Here are some of my favourite experiences: 

My favourite experiences through CIEE was going on overnight trips to Leipzig, Erfurt/Weimar, and Nuremberg/Bamberg. When studying abroad, it is easy to forget to travel within your host country in favour of more glamorous destinations. It is important to remember that Berlin's culture is very different from the rest of Germany, and it is so worthwhile to explore this beautiful country! In Bamberg, I was able to take a river cruise of this UNESCO world heritage site. It was so beautiful and peaceful, and I loved the break from the city. Additionally, CIEE took me to the Leipzig Zoo, which was absolutely breathtaking. I could not believe that there were real snow leopards about six inches away from me! We also saw a red panda and they had this entire rainforest biosphere where all the birds and bats were just flying around above us. These trips are so fun and worthwhile!

One of my favourite experiences in Berlin was doing the annual Good Friday cold plunge at Lake Wannsee. Every year, this lake in Berlin opens for the season on Good Friday, and offers free admission and saunas for those who are brave enough to test the waters. I took the trip over with my friend Rachel. We ran into the water and plunged; as the water rushed over my head, I thought that I had never been colder in my life. However, my head was so clear and I felt so awake. We enjoyed the best burgers and fries on the side of the lake, and will not forget this experience!

Another one of my favourite experiences was going to the Cherry Blossom Festival at the Gardens of the World. It took a really long time to get there, but it was so worth it. The gardens were so beautiful, and they had food, vendors, and performances from Korean, Chinese and Japanese cultures. My friend Katrina and I ate delicious pork buns and walked around and enjoyed all of the flowers. Instead of taking the bus back to the train home, we took cable transport over this huge park, giving us spectacular views of Berlin and the gardens we had just visited.
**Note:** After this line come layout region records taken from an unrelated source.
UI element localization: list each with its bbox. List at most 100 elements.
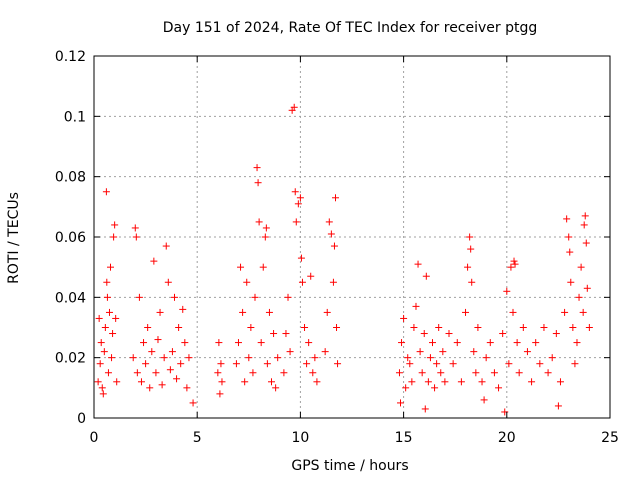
data-point (173, 375, 181, 383)
data-point (583, 284, 591, 292)
data-point (262, 224, 270, 232)
data-point (513, 339, 521, 347)
data-point (408, 378, 416, 386)
data-point (561, 308, 569, 316)
data-point (214, 369, 222, 377)
data-point (457, 378, 465, 386)
data-point (406, 360, 414, 368)
data-point (579, 308, 587, 316)
data-point (101, 324, 109, 331)
data-point (309, 369, 317, 377)
data-point (268, 378, 276, 386)
data-point (581, 212, 589, 220)
x-axis-label: GPS time / hours (291, 458, 408, 474)
data-point (552, 330, 560, 338)
data-point (571, 360, 579, 368)
data-point (237, 263, 245, 271)
data-point (144, 324, 152, 331)
data-point (270, 330, 278, 338)
data-point (215, 339, 223, 347)
data-point (156, 308, 164, 316)
data-point (556, 378, 564, 386)
data-point (472, 369, 480, 377)
data-point (412, 302, 420, 310)
data-point (453, 339, 461, 347)
data-point (170, 293, 178, 301)
y-tick-labels: 0 0.02 0.04 0.06 0.08 0.1 0.12 (55, 49, 86, 427)
data-point (327, 230, 335, 238)
data-point (280, 369, 288, 377)
data-point (468, 278, 476, 286)
data-point (217, 360, 225, 368)
x-tick-labels: 0 5 10 15 20 25 (90, 430, 619, 446)
data-point (515, 369, 523, 377)
data-point (284, 293, 292, 301)
data-point (540, 324, 548, 331)
x-tick-label: 20 (498, 430, 516, 446)
data-point (566, 248, 574, 256)
data-point (183, 384, 191, 392)
data-point (146, 384, 154, 392)
plot-area-frame (93, 55, 611, 419)
data-point (435, 324, 443, 331)
data-point (507, 263, 515, 271)
data-point (168, 348, 176, 356)
data-point (424, 378, 432, 386)
data-point (398, 339, 406, 347)
data-point (249, 369, 257, 377)
data-point (580, 221, 588, 229)
data-point (95, 314, 103, 322)
data-point (263, 360, 271, 368)
data-point (333, 324, 341, 331)
data-point (554, 402, 562, 410)
data-point (330, 242, 338, 250)
data-point (501, 408, 509, 416)
data-point (245, 354, 253, 362)
data-point (274, 354, 282, 362)
data-point (437, 369, 445, 377)
data-point (470, 348, 478, 356)
data-point (474, 324, 482, 331)
data-point (131, 224, 139, 232)
data-point (103, 293, 111, 301)
data-point (536, 360, 544, 368)
data-point (257, 339, 265, 347)
data-point (292, 218, 300, 226)
data-point (286, 348, 294, 356)
y-tick-label: 0 (77, 411, 86, 427)
x-tick-label: 0 (90, 430, 99, 446)
data-point (334, 360, 342, 368)
data-point (303, 360, 311, 368)
data-point (519, 324, 527, 331)
data-point (254, 179, 262, 187)
data-point (133, 369, 141, 377)
data-point (395, 369, 403, 377)
data-point (573, 339, 581, 347)
data-point (99, 390, 107, 398)
data-point (298, 278, 306, 286)
data-point (112, 314, 120, 322)
data-point (464, 263, 472, 271)
data-point (495, 384, 503, 392)
data-point (272, 384, 280, 392)
data-point (132, 233, 140, 241)
y-tick-label: 0.1 (64, 109, 86, 125)
data-point (323, 308, 331, 316)
data-point (162, 242, 170, 250)
data-point (94, 378, 102, 386)
x-tick-label: 25 (601, 430, 619, 446)
data-point (259, 263, 267, 271)
data-point (410, 324, 418, 331)
data-point (164, 278, 172, 286)
data-point (321, 348, 329, 356)
data-point (480, 396, 488, 404)
data-point (103, 278, 111, 286)
data-point (414, 260, 422, 268)
data-point (325, 218, 333, 226)
data-point (243, 278, 251, 286)
data-point (135, 293, 143, 301)
data-point (505, 360, 513, 368)
data-point (331, 194, 339, 202)
data-point (152, 369, 160, 377)
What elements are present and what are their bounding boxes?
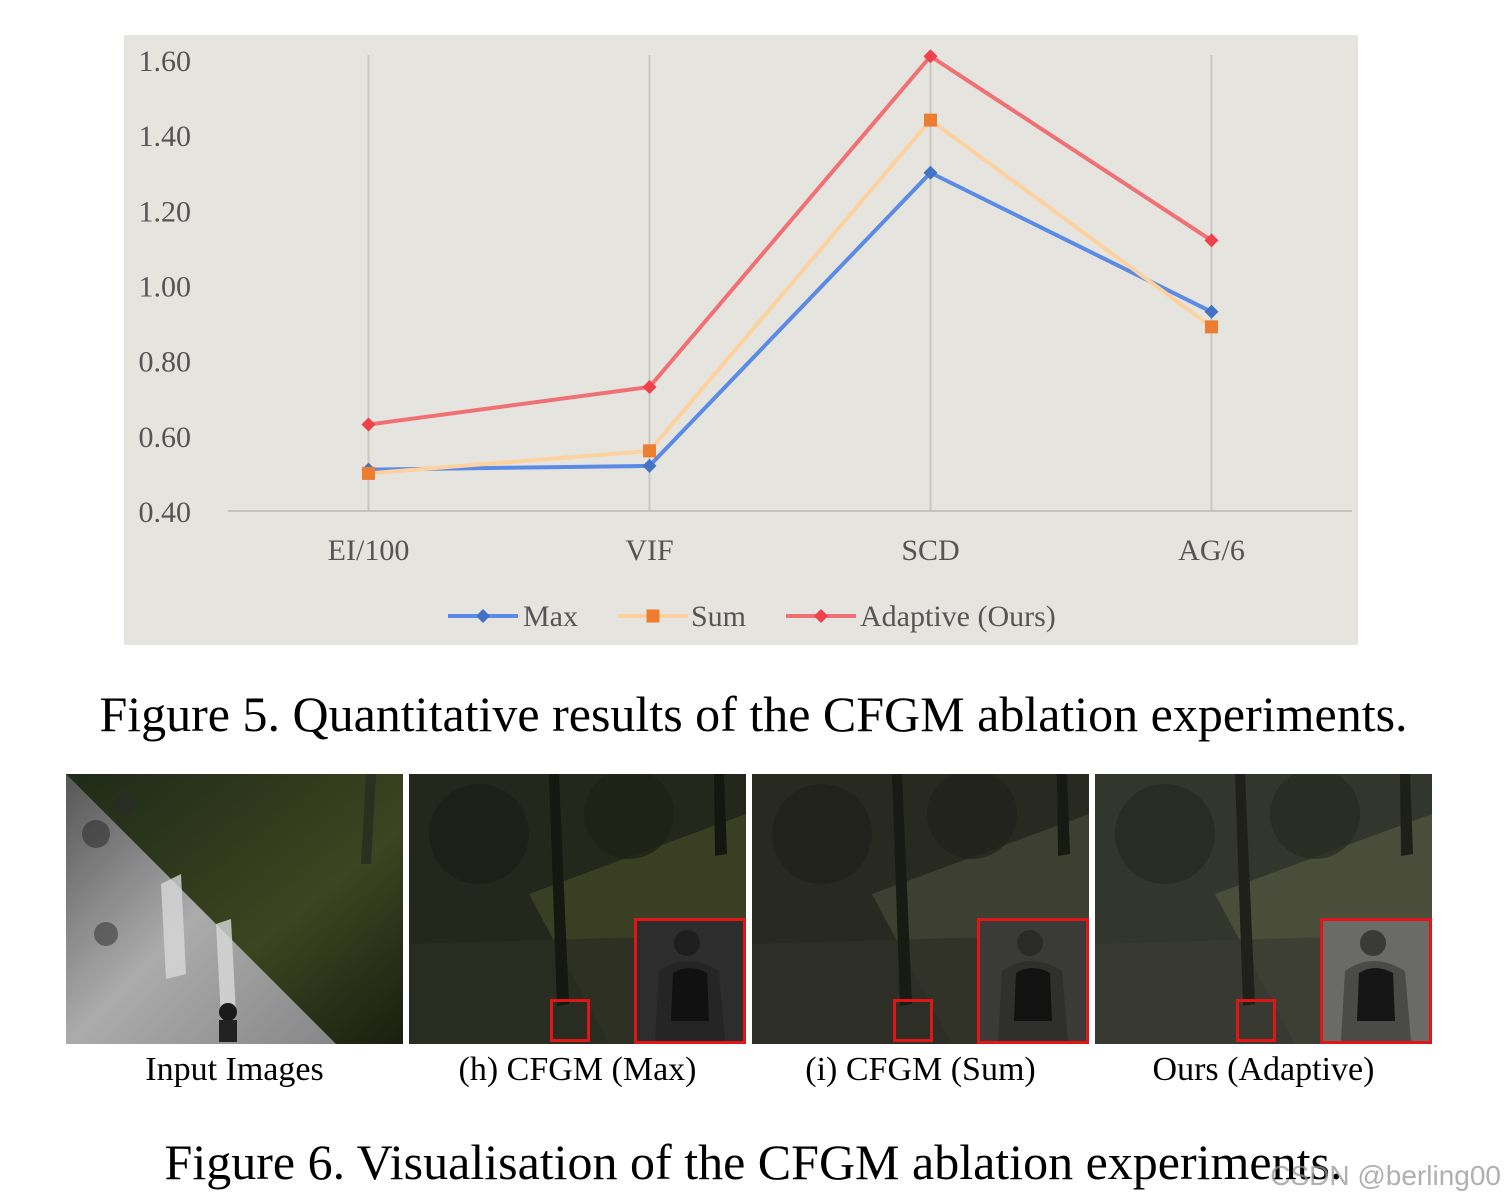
y-tick-label: 1.00: [139, 271, 192, 304]
legend-label-max: Max: [523, 600, 578, 633]
watermark: CSDN @berling00: [1270, 1160, 1501, 1191]
data-point-max: [1204, 304, 1219, 319]
y-tick-label: 0.40: [139, 496, 192, 529]
data-point-adaptive-ours: [642, 379, 657, 394]
person-zoom-picture: [655, 930, 725, 1041]
series-line-max: [368, 170, 1213, 472]
legend-marker-adaptive-ours: [814, 609, 828, 623]
zoom-region-box: [550, 999, 590, 1042]
figure-5-caption: Figure 5. Quantitative results of the CF…: [99, 686, 1408, 742]
data-point-adaptive-ours: [361, 417, 376, 432]
zoom-inset: [634, 918, 746, 1044]
y-tick-label: 1.20: [139, 195, 192, 228]
cfgm-sum-label: (i) CFGM (Sum): [805, 1051, 1036, 1088]
line-chart-panel: 0.40 0.60 0.80 1.00 1.20 1.40 1.60 EI/100 VIF SCD…: [124, 35, 1358, 645]
data-point-sum: [643, 444, 656, 458]
legend-marker-sum: [646, 609, 660, 623]
ours-adaptive-label: Ours (Adaptive): [1152, 1051, 1375, 1088]
zoom-inset: [1320, 918, 1432, 1044]
x-tick-label: EI/100: [328, 534, 410, 567]
figure-6-caption: Figure 6. Visualisation of the CFGM abla…: [164, 1134, 1343, 1190]
zoom-region-box: [893, 999, 933, 1042]
input-images-picture: [66, 774, 403, 1044]
data-point-max: [923, 165, 938, 180]
y-tick-label: 0.60: [139, 421, 192, 454]
line-chart: 0.40 0.60 0.80 1.00 1.20 1.40 1.60 EI/100 VIF SCD…: [139, 45, 1352, 633]
person-zoom-picture: [1341, 930, 1411, 1041]
input-images-panel: [66, 774, 403, 1044]
x-tick-label: AG/6: [1178, 534, 1245, 567]
data-point-adaptive-ours: [923, 49, 938, 64]
y-tick-label: 0.80: [139, 346, 192, 379]
cfgm-max-panel: [409, 774, 746, 1044]
person-zoom-picture: [998, 930, 1068, 1041]
data-point-sum: [362, 466, 375, 480]
series-line-sum: [368, 118, 1213, 476]
x-tick-label: VIF: [625, 534, 673, 567]
data-point-adaptive-ours: [1204, 233, 1219, 248]
ours-adaptive-panel: [1095, 774, 1432, 1044]
y-tick-label: 1.60: [139, 45, 192, 78]
legend-label-adaptive-ours: Adaptive (Ours): [860, 600, 1056, 633]
cfgm-sum-panel: [752, 774, 1089, 1044]
data-point-sum: [1205, 320, 1218, 334]
zoom-inset: [977, 918, 1089, 1044]
cfgm-max-label: (h) CFGM (Max): [458, 1051, 697, 1088]
zoom-region-box: [1236, 999, 1276, 1042]
input-images-label: Input Images: [145, 1051, 324, 1088]
data-point-sum: [924, 113, 937, 127]
data-point-max: [642, 458, 657, 473]
legend-marker-max: [476, 609, 490, 623]
x-tick-label: SCD: [901, 534, 959, 567]
y-tick-label: 1.40: [139, 120, 192, 153]
series-line-adaptive-ours: [368, 54, 1213, 427]
legend-label-sum: Sum: [691, 600, 746, 633]
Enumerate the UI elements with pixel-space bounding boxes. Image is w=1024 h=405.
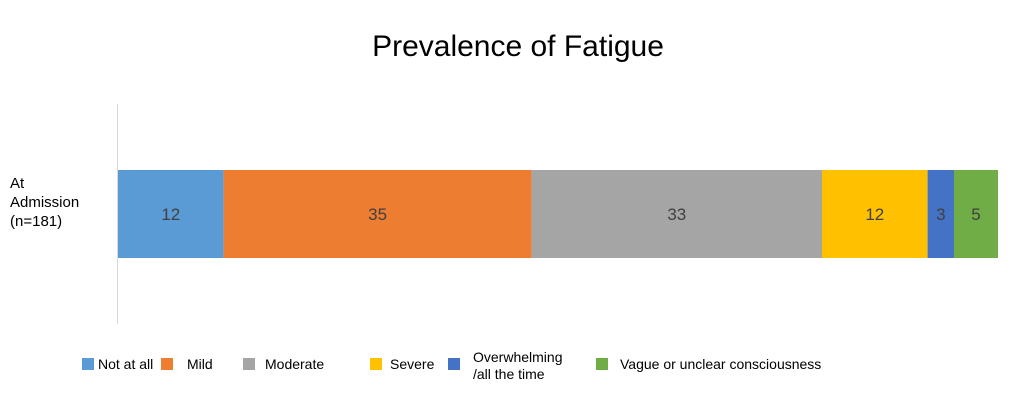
- legend-label-0: Not at all: [98, 356, 154, 372]
- bar-segment-3: [822, 170, 928, 258]
- legend-swatch-1: [161, 358, 173, 370]
- data-label-4: 3: [936, 205, 945, 224]
- data-label-5: 5: [971, 205, 980, 224]
- legend-label-5: Vague or unclear consciousness: [620, 356, 822, 372]
- chart-title: Prevalence of Fatigue: [372, 30, 664, 63]
- category-label: At Admission (n=181): [10, 175, 80, 230]
- bar-segment-1: [223, 170, 532, 258]
- bar-segment-5: [954, 170, 998, 258]
- data-label-1: 35: [368, 205, 387, 224]
- legend-swatch-3: [370, 358, 382, 370]
- data-label-3: 12: [865, 205, 884, 224]
- bar-segment-4: [927, 170, 954, 258]
- category-axis-line: [117, 104, 118, 324]
- legend-label-1: Mild: [187, 356, 213, 372]
- legend-swatch-4: [448, 358, 460, 370]
- data-label-2: 33: [667, 205, 686, 224]
- legend-swatch-2: [243, 358, 255, 370]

It was beyond beautiful.

-Which advice could you give to a student that is thinking of studying abroad?

 Every student should absolutely study abroad. I would not change this experience for the world. If I were to give a future student some advice, it would be to always keep track of what you have on you. While I've been here, I have had my phone stolen twice. This was definitely not an ideal experience- but if it does happen, you can buy refurbished iphones from apple, which is a cheaper and more sustainable option! 

In terms of more real advice, my advice to a student studying abroad would be to leap into every opportunity that comes. Don't forget to take time for yourself, but make sure you are getting outside your comfort zone. The moments where you are the most uncomfortable are those which will be the most worthwhile in the end.